Left unaddressed, this lack of self-validation (explained by the person himself as "distrust of others") hinders full maturation and character development. Feelings of intrinsic unworthiness continue to compromise the person's ability to acknowledge his own hard-earned accomplishment.

Maturation Through Self-Giving

Also, many people coming from a homosexual background have, sadly, spent so many years in self-protection and self-absorption that they have difficulty in giving to others. This withholding of self can continue long after the person's same-sex attractions and behaviors have diminished, or even gone. Difficulty giving to others is rooted in the self-preoccupation that traces from the early experience of gender wounding. For many, there is a remnant of that secret, lingering sense of being shamed and defective. So the real reason for many people's reluctance to speak up and tell their story may not so much be "distrust of them" as a lack of confidence in themselves.

Change is Always on a Continuum

What about the problem of having occasional "gay thoughts"? This can re-stimulate those old incriminating internal messages. "Who am I kidding?" some ex-gay men say to themselves. "Maybe what I've accomplished in my life is not good enough. Could what those gay activists are saying, be true? They say that no matter how much we struggle to accomplish, in the final analysis, we'll just end up again being 'one of them'."

Whenever an ex-gay figure has stumbled, activists waited with cameras and reporters--delighted, indeed, to chronicle their fall.

But should the man who still struggles with some unwanted feelings really consider himself unchanged and unworthy? In the most recently publicized study on change, Robert Spitzer speaks of change as occurring on a continuum--not "either/or"--but as a diminishing of homosexual feelings and an increase in heterosexual attractions. The expectation of complete change (with never again a homosexual feeling) is, Spitzer accurately notes, simply not realistic.

Love in Action Ministry's June 2001 newsletter underscores the same theme--that we must see change in terms of "progressive freedom" toward a desired goal, not asking simplistically, "Did he change, or didn't he?"

John Paulk made this distinction very clear in a recent interview with the Charlotte World. He said,

"...I think that when you communicate in a media sound bite, and they ask you, "Have you changed and overcome homosexuality?" it's hard to answer that with a "yes" or "no" because sexuality is not a black-or-white issue. It runs on a continuum. I don't care who you are, there is a continuum to sexuality, sexual struggle, sexual temptation, and behavior.

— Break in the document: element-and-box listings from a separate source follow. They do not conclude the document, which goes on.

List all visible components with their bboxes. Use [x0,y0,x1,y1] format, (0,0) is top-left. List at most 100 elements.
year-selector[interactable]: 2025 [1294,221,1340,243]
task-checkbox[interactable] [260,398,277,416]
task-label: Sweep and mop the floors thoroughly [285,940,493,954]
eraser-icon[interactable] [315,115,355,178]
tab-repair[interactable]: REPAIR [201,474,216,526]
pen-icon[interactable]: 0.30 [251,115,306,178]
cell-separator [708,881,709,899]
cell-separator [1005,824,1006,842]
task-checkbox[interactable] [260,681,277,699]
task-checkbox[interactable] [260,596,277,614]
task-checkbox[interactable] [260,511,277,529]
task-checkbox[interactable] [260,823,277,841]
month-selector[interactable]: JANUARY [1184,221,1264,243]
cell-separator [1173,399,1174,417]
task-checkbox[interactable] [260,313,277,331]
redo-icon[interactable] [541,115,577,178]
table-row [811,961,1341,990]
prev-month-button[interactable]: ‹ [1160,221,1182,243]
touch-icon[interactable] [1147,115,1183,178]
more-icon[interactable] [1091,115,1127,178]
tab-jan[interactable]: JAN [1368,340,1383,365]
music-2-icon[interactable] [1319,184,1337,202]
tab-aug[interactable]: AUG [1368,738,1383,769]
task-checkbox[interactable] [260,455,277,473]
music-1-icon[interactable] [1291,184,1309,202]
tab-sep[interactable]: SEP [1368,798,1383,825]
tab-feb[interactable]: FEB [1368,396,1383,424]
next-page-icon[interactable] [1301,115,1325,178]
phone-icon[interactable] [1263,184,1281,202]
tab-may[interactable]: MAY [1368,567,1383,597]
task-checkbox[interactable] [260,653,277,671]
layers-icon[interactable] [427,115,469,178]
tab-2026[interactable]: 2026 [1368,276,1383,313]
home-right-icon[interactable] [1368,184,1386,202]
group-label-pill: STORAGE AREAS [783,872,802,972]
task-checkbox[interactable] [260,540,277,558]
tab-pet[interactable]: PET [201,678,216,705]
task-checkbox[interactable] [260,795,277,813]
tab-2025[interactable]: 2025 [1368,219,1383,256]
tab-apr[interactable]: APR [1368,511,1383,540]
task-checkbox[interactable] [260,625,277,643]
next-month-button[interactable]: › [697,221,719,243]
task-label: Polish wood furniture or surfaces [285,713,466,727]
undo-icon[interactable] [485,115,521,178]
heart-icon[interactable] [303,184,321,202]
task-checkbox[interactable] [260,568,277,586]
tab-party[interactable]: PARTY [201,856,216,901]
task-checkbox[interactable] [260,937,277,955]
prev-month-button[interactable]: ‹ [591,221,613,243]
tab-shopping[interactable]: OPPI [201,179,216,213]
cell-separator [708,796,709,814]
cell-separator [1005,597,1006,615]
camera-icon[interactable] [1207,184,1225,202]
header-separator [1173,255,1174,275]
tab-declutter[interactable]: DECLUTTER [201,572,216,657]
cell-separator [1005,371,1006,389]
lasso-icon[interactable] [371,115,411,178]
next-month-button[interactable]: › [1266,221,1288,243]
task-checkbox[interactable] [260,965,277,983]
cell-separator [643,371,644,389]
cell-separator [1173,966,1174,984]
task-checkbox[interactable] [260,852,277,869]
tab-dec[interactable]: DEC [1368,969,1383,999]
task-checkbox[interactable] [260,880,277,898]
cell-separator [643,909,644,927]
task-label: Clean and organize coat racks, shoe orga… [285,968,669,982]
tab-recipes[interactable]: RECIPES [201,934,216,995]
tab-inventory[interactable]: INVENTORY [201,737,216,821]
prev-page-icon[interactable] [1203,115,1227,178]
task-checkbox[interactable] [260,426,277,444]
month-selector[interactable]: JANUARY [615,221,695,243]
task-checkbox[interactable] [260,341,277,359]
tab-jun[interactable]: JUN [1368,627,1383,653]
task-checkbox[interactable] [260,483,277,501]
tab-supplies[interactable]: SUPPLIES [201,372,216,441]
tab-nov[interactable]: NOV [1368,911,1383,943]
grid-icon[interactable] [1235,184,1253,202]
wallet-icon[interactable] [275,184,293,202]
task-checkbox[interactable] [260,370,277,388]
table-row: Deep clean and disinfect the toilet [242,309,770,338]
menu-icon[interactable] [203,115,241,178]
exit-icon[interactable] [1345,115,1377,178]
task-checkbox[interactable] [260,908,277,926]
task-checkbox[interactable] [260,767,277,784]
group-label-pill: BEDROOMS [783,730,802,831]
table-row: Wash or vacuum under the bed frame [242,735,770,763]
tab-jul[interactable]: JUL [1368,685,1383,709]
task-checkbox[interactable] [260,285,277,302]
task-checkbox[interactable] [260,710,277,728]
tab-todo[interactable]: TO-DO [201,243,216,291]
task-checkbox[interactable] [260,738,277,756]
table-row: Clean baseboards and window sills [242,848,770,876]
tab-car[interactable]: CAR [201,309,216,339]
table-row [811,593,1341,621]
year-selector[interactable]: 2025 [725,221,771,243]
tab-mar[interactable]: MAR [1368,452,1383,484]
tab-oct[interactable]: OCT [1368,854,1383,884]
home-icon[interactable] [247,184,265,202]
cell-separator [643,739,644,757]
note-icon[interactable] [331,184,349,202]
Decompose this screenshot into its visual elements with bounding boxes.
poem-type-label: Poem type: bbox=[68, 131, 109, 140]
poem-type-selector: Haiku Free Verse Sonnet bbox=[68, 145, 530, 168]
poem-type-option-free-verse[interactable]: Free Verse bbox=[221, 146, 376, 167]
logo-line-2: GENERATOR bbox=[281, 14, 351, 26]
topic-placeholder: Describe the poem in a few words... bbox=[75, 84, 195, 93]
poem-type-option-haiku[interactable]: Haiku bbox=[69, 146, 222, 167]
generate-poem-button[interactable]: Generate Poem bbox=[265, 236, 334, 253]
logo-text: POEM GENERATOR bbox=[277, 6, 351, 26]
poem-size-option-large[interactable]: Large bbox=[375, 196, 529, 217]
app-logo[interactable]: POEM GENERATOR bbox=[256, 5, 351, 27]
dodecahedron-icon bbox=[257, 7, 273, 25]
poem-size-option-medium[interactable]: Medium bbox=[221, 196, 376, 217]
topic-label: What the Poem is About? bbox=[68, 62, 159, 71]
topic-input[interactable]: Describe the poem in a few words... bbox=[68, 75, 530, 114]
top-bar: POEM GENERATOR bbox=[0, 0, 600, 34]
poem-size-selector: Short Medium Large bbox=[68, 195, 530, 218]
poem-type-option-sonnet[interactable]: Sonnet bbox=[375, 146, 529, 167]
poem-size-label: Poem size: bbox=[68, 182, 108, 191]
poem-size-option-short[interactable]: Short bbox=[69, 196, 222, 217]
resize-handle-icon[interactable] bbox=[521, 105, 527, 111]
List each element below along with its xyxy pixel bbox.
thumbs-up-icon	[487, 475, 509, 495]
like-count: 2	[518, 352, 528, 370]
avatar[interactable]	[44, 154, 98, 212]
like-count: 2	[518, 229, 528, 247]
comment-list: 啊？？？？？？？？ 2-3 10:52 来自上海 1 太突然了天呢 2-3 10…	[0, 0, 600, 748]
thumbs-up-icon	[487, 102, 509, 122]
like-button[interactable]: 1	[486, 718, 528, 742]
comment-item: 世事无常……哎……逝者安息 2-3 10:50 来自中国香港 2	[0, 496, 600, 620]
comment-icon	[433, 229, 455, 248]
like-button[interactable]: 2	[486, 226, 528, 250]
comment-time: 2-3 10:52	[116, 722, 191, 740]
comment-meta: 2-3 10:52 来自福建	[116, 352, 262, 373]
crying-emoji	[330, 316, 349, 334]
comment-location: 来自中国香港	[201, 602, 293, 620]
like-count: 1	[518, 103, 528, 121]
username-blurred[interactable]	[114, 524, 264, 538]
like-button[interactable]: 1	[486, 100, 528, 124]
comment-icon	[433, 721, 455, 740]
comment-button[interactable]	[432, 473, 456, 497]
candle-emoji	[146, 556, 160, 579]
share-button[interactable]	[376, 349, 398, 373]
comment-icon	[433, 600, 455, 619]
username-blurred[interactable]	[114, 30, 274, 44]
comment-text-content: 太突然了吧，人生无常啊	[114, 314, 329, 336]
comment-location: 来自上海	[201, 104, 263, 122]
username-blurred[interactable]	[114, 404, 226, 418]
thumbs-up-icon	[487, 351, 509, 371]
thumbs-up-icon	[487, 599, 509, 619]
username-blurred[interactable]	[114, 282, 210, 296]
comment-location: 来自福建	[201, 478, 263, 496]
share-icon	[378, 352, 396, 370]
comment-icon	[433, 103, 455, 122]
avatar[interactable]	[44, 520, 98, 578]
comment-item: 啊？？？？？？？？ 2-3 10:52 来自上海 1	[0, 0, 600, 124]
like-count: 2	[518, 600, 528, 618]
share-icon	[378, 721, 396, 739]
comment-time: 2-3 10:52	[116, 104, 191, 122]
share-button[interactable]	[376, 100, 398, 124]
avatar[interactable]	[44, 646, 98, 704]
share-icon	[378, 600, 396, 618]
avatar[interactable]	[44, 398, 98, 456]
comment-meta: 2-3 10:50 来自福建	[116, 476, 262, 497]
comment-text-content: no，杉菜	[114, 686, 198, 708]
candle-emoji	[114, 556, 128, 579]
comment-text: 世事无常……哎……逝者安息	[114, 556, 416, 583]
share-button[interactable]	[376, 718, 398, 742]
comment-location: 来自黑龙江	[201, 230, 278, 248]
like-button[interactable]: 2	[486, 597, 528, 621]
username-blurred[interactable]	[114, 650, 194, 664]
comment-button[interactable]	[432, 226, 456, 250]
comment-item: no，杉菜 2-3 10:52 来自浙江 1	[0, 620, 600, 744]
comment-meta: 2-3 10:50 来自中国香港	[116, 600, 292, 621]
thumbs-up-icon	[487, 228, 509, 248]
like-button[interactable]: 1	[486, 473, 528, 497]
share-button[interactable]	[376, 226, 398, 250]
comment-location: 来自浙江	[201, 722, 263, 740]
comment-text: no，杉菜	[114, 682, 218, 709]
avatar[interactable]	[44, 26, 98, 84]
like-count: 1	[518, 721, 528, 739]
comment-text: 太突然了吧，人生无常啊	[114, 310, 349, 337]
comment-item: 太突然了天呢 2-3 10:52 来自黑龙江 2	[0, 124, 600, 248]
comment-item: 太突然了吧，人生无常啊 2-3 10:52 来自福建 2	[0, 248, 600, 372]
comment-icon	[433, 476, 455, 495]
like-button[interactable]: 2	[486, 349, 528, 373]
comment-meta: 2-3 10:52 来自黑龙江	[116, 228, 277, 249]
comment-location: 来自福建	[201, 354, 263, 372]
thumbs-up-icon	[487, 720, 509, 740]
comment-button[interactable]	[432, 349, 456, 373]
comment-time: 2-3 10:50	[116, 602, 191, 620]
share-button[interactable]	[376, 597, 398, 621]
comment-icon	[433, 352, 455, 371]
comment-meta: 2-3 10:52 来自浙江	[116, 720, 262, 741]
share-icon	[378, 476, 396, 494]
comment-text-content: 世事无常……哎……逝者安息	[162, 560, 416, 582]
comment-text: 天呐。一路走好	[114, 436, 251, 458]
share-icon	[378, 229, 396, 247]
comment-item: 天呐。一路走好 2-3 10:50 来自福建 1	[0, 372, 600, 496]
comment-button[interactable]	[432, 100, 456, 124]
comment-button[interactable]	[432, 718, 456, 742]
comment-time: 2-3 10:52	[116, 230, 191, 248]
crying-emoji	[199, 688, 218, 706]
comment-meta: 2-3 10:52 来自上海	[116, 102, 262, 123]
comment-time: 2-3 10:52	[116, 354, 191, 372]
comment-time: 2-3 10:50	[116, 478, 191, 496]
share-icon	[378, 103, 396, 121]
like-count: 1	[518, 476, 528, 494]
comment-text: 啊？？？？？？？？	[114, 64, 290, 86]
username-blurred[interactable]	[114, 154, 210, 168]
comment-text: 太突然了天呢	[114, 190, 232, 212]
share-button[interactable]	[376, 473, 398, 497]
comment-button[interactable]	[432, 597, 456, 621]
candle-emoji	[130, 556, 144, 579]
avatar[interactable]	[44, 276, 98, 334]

"I think what we have done in our movement is to respond the way the media wanted us to respond, by saying, "Yes, I have changed. It's all washed up, and I am done with it, and now it's packaged and pretty. Here's my wife and two beautiful children."

But in reality, John explains, many people still lead very satisfying and victorious lives while dealing with some persistent remnant of the old struggle that brought them to therapy in the first place. This doesn't mean they've failed to change. It only means they're human.

So, having been dubbed the "invisible population," ex-gays have, I believe, brought some of this invisibility upon themselves by continuing to perceive themselves as insignificant and unworthy in contrast to "the authorities" who will measure (and therefore "bestow validity upon") their life-changing achievement.

As we mature, we have an increasing obligation to give of ourselves for others. (This is an adult-making exercise in itself). When a man "hides his lantern under a basket," he has failed to credit himself with a life-changing triumph.